A Weekly Update From EIA Indicates Near-Term Bearish Trend
According to the EIA weekly inventory report, U.S. crude stock levels rose more than expected. U.S. crude oil increased by 0.4 million barrels in the week ending December 19, according to the EIA weekly update report. The modest increase is likely to create near-term supply concerns. Yet, refinery runs eased slightly, but utilization stayed high at 94.6%. The gasoline and distillate production increased.
Crude imports declined sharply week over week and were 4.6% lower year over year on a four-week average. Gasoline inventories jumped 2.9 million barrels to above seasonal norms, while distillate stocks remained below average.
Even though overall petroleum inventories edged higher modestly, the total products supplied down 0.8% year over year by declines in gasoline, distillate, and jet fuel consumption.
The mild rebound in the oil price indicates that rising geopolitical tensions in Nigeria, Venezuela, and Russia overshadow a bearish EIA report. Moreover, OPEC (Organization of the Petroleum Exporting Countries) decided at its November 30 meeting to keep oil output unchanged through the first quarter of 2026, sticking to its plan to pause further production increases.

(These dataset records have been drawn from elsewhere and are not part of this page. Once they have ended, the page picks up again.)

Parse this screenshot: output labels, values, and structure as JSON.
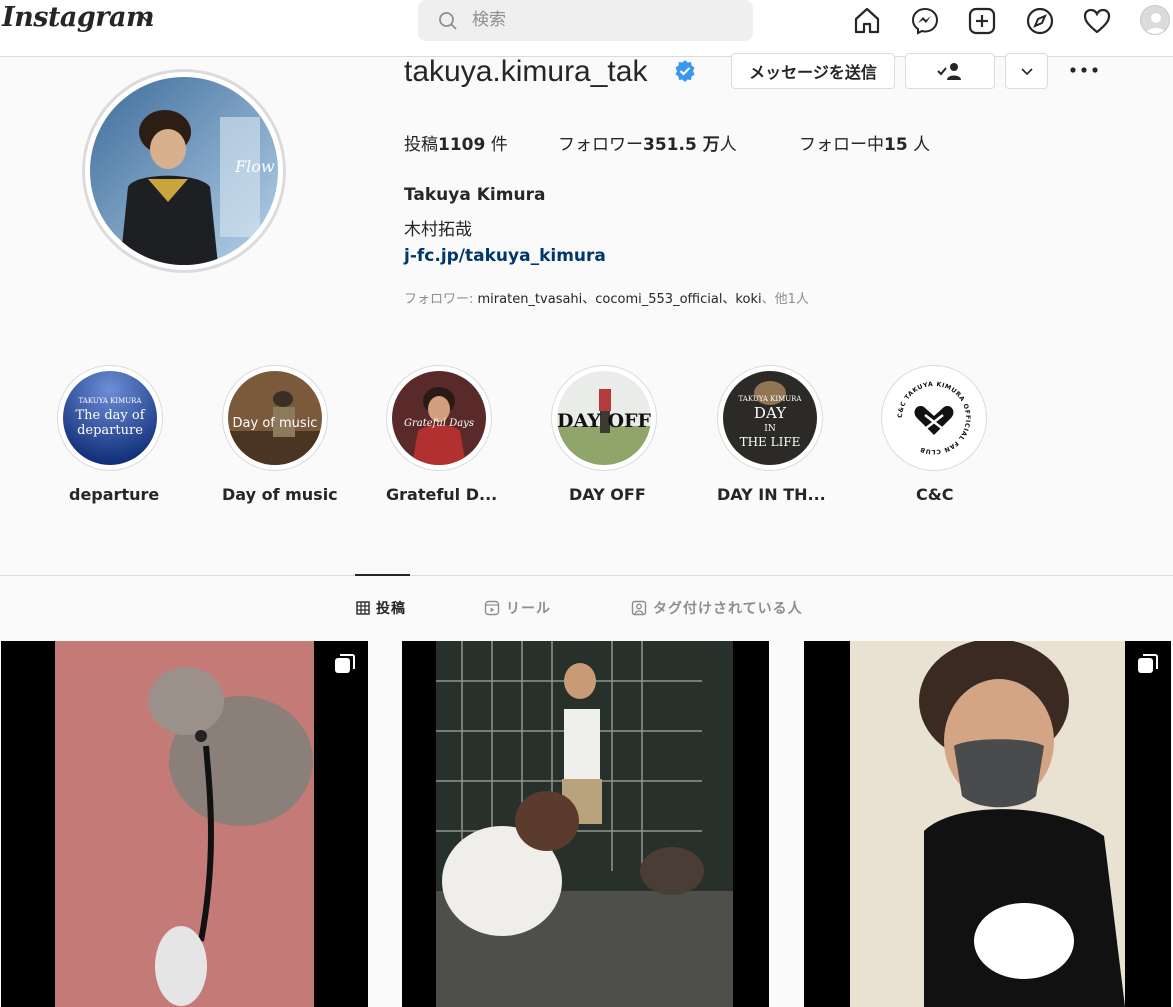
{
  "nav": {
    "logo": "Instagram",
    "search_placeholder": "検索"
  },
  "profile": {
    "username": "takuya.kimura_tak",
    "message_button": "メッセージを送信",
    "stats": {
      "posts_label": "投稿",
      "posts_value": "1109",
      "posts_unit": " 件",
      "followers_label": "フォロワー",
      "followers_value": "351.5 万",
      "followers_unit": "人",
      "following_label": "フォロー中",
      "following_value": "15",
      "following_unit": " 人"
    },
    "full_name": "Takuya Kimura",
    "bio": "木村拓哉",
    "link": "j-fc.jp/takuya_kimura",
    "followed_by_prefix": "フォロワー: ",
    "followed_by_names": "miraten_tvasahi、cocomi_553_official、koki",
    "followed_by_suffix": "、他1人"
  },
  "highlights": [
    {
      "label": "departure",
      "cover_line1": "TAKUYA KIMURA",
      "cover_line2": "The day of",
      "cover_line3": "departure"
    },
    {
      "label": "Day of music",
      "cover_line1": "Day of music"
    },
    {
      "label": "Grateful D...",
      "cover_line1": "Grateful Days"
    },
    {
      "label": "DAY OFF",
      "cover_line1": "DAY OFF"
    },
    {
      "label": "DAY IN TH...",
      "cover_line1": "TAKUYA KIMURA",
      "cover_line2": "DAY",
      "cover_line3": "IN",
      "cover_line4": "THE LIFE"
    },
    {
      "label": "C&C",
      "cover_ring_text": "C&C TAKUYA KIMURA OFFICIAL FAN CLUB"
    }
  ],
  "tabs": [
    {
      "label": "投稿",
      "icon": "grid-icon",
      "active": true
    },
    {
      "label": "リール",
      "icon": "reels-icon",
      "active": false
    },
    {
      "label": "タグ付けされている人",
      "icon": "tagged-icon",
      "active": false
    }
  ],
  "posts": [
    {
      "alt": "poodle walk",
      "multi": true
    },
    {
      "alt": "with dogs",
      "multi": false
    },
    {
      "alt": "selfie",
      "multi": true
    }
  ],
  "colors": {
    "link": "#00376b",
    "verified": "#3897f0",
    "border": "#dbdbdb",
    "muted": "#8e8e8e"
  }
}
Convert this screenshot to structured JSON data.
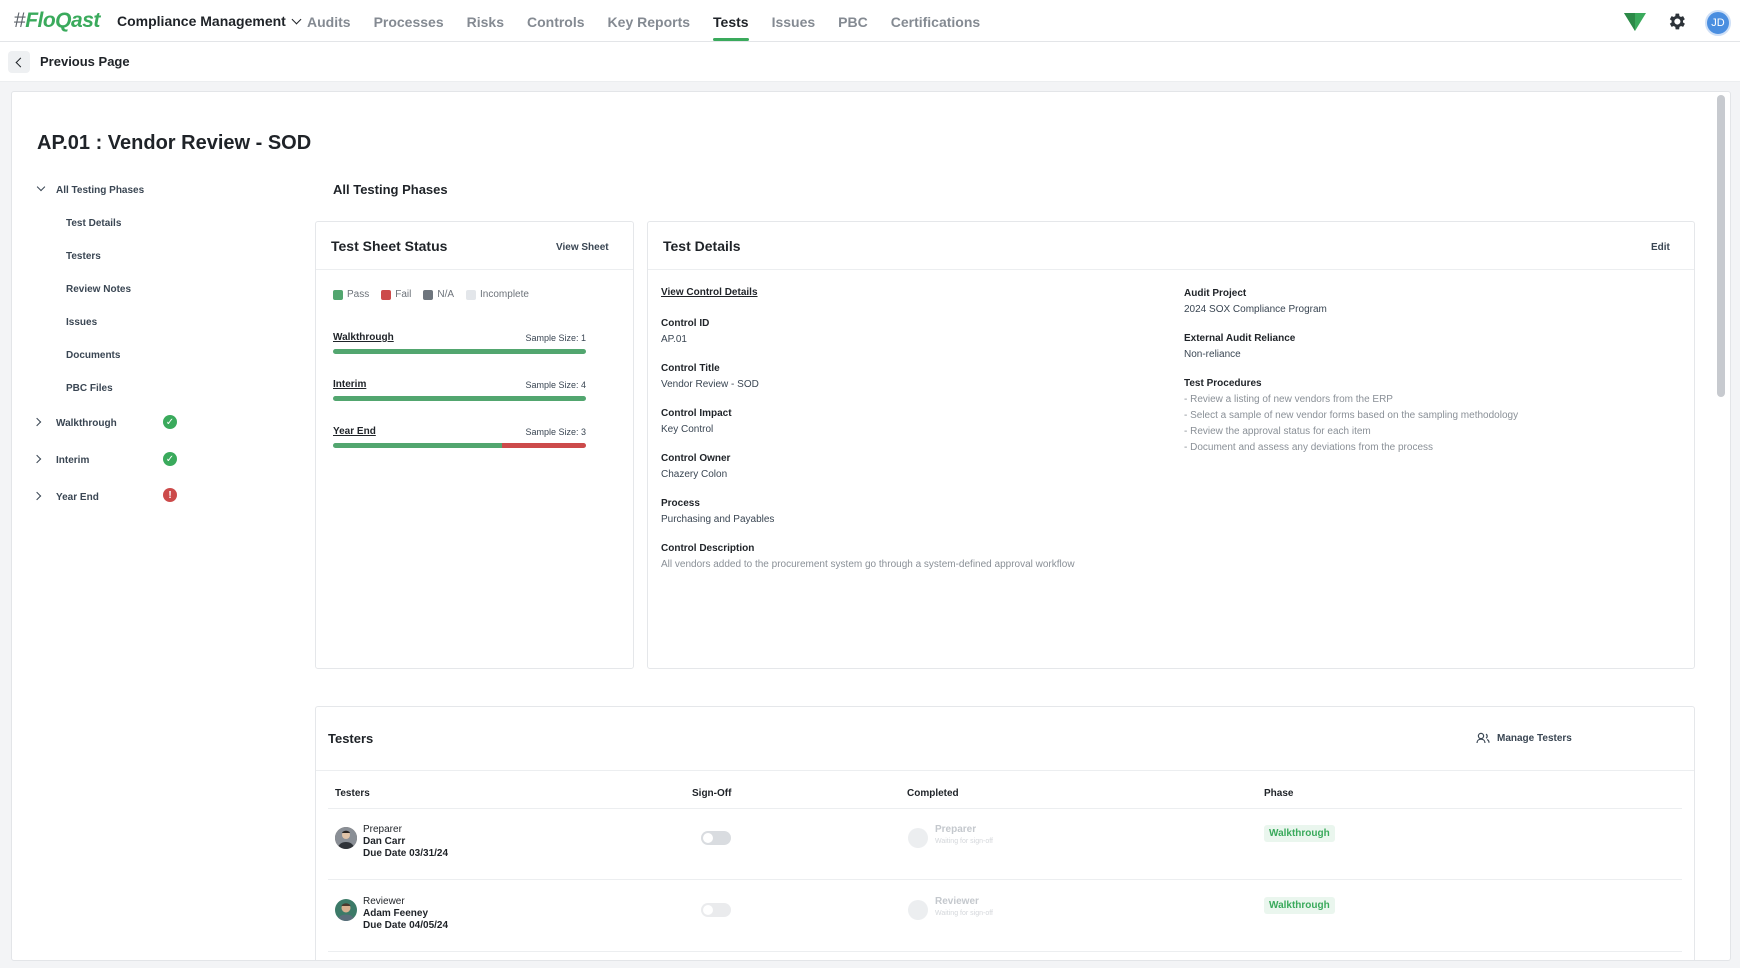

Geopolitical Tensions Temper Downside Risks for Crude
The U.S. continues to ramp up pressure on Venezuela by seizing oil tankers suspected of violating U.S. sanctions, including one carrying nearly 1.8 million barrels. The Trump administration has announced a blockade for the entry and exit of sanctioned tankers entering and leaving Venezuelan ports. The move is aimed at cutting off Venezuela’s revenue from oil exports. The Latin American country holds the world’s largest proven oil reserves. The U.S. also reportedly carried out a drone attack targeting a “port facility” allegedly linked to a street gang.
The Middle East is also embroiled in geopolitical tensions linked to differing Yemen strategies between the UAE and Saudi Arabia. Along with escalating geopolitical tensions between the U.S. and Venezuela, the geopolitical uncertainties continue to rise from Russia as well. Furthermore, U.S. airstrikes targeting militants in Nigeria added to broader geopolitical risk sentiment. Yet, any further geopolitical escalations in oil-producing countries often have pronounced implications for oil price trajectories.
Trading Group Warns of Price Divergence
The divergence between falling gasoline prices and firmer crude has raised concerns about demand, with the WTI trading group warning on X that a prolonged gap could pressure oil prices in the weeks ahead.
“If the divergence persisted, it could adversely impact #Oil prices in the coming days, if not weeks,” a WTI-focused trading group wrote on X. Weak gasoline demand is reinforcing concerns about end-user consumption.